Si chiama child penalty, espressione che definisce gli effetti della maternità sulla carriera lavorativa delle donne. Gli economisti Alessandra Casarico e Salvatore Lattanzio hanno stimato il peso negli anni di questo gap
A quindici anni dalla maternità, i salari lordi annuali delle madri sono di 5.700 euro inferiori a quelli delle donne senza figli: vale a dire che, a parità di punto di partenza, nel tempo lo stipendio di una mamma si abbassa del 53%, tra aumenti mancati e orari ridotti.
Alessandra Casarico e Salvatore Lattanzio, rispettivamente docente di Scienza delle Finanze alla Bocconi e dottorando in Economia a Cambridge, hanno provato a stimare (su lavoce.info) quanto incide la nascita di un figlio sulla vita lavorativa di una donna.
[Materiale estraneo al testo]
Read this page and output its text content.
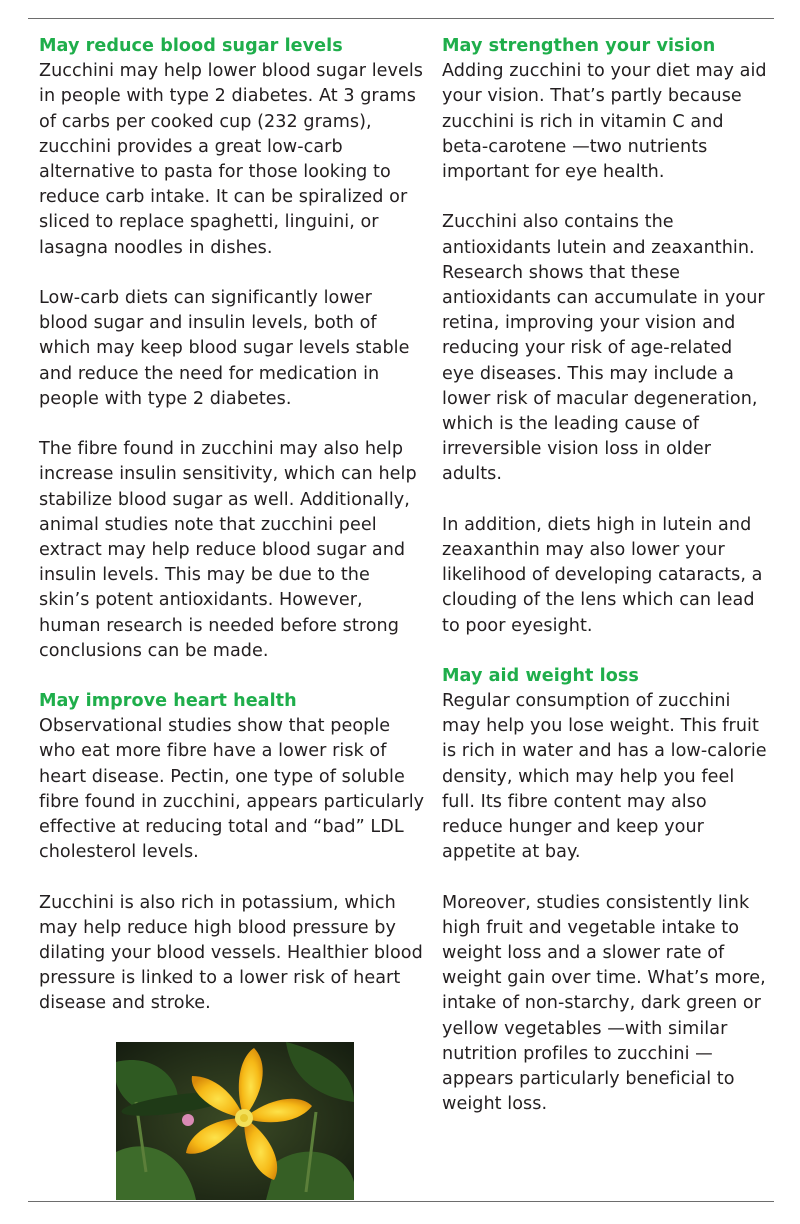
May reduce blood sugar levels

Zucchini may help lower blood sugar levels in people with type 2 diabetes. At 3 grams of carbs per cooked cup (232 grams), zucchini provides a great low-carb alternative to pasta for those looking to reduce carb intake. It can be spiralized or sliced to replace spaghetti, linguini, or lasagna noodles in dishes.

Low-carb diets can significantly lower blood sugar and insulin levels, both of which may keep blood sugar levels stable and reduce the need for medication in people with type 2 diabetes.

The fibre found in zucchini may also help increase insulin sensitivity, which can help stabilize blood sugar as well. Additionally, animal studies note that zucchini peel extract may help reduce blood sugar and insulin levels. This may be due to the skin’s potent antioxidants. However, human research is needed before strong conclusions can be made.

May improve heart health

Observational studies show that people who eat more fibre have a lower risk of heart disease. Pectin, one type of soluble fibre found in zucchini, appears particularly effective at reducing total and “bad” LDL cholesterol levels.

Zucchini is also rich in potassium, which may help reduce high blood pressure by dilating your blood vessels. Healthier blood pressure is linked to a lower risk of heart disease and stroke.

May strengthen your vision

Adding zucchini to your diet may aid your vision. That’s partly because zucchini is rich in vitamin C and beta-carotene —two nutrients important for eye health.

Zucchini also contains the antioxidants lutein and zeaxanthin. Research shows that these antioxidants can accumulate in your retina, improving your vision and reducing your risk of age-related eye diseases. This may include a lower risk of macular degeneration, which is the leading cause of irreversible vision loss in older adults.

In addition, diets high in lutein and zeaxanthin may also lower your likelihood of developing cataracts, a clouding of the lens which can lead to poor eyesight.

May aid weight loss

Regular consumption of zucchini may help you lose weight. This fruit is rich in water and has a low-calorie density, which may help you feel full. Its fibre content may also reduce hunger and keep your appetite at bay.

Moreover, studies consistently link high fruit and vegetable intake to weight loss and a slower rate of weight gain over time. What’s more, intake of non-starchy, dark green or yellow vegetables —with similar nutrition profiles to zucchini — appears particularly beneficial to weight loss.
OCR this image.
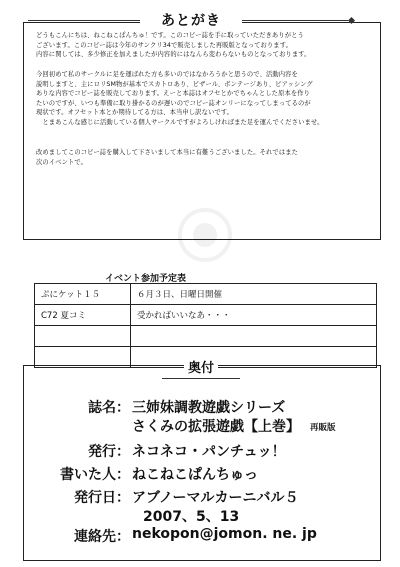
あとがき
どうもこんにちは、ねこねこぱんちゅ！です。このコピー誌を手に取っていただきありがとう
ございます。このコピー誌は今年のサンクリ34で販売しました再販版となっております。
内容に関しては、多少修正を加えましたが内容的にはなんら変わらないものとなっております。
今回初めて私のサークルに足を運ばれた方も多いのではなかろうかと思うので、活動内容を
説明しますと、主にロリSM物が基本でスカトロあり、ビザール、ボンテージあり、ピアッシング
ありな内容でコピー誌を販売しております。えーと本誌はオフセとかでちゃんとした原本を作り
たいのですが、いつも準備に取り掛かるのが遅いのでコピー誌オンリーになってしまってるのが
現状です。オフセット本とか期待してる方は、本当申し訳ないです。
　とまあこんな感じに活動している個人サークルですがよろしければまた足を運んでくださいませ。
改めましてこのコピー誌を購入して下さいまして本当に有難うございました。それではまた
次のイベントで。
イベント参加予定表
ぷにケット１５	６月３日、日曜日開催
C72 夏コミ	受かればいいなあ・・・

奥付
誌名： 三姉妹調教遊戯シリーズ
さくみの拡張遊戯【上巻】 再販版
発行： ネコネコ・パンチュッ！
書いた人： ねこねこぱんちゅっ
発行日： アブノーマルカーニバル５
2007、5、13
連絡先： nekopon@jomon. ne. jp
Basandosi su dati Inps, hanno preso a campione due gruppi di donne comparabili dal punto di vista della formazione e della carriera. Poi hanno confrontato, nel corso di 15 anni, come cambia la situazione per il gruppo delle donne che diventano madri. Nell’analisi non entrano le donne che lasciano il lavoro per la famiglia (una quota tutt’altro che trascurabile) visto che nel loro caso non ci sarebbe uno stipendio da poter confrontare.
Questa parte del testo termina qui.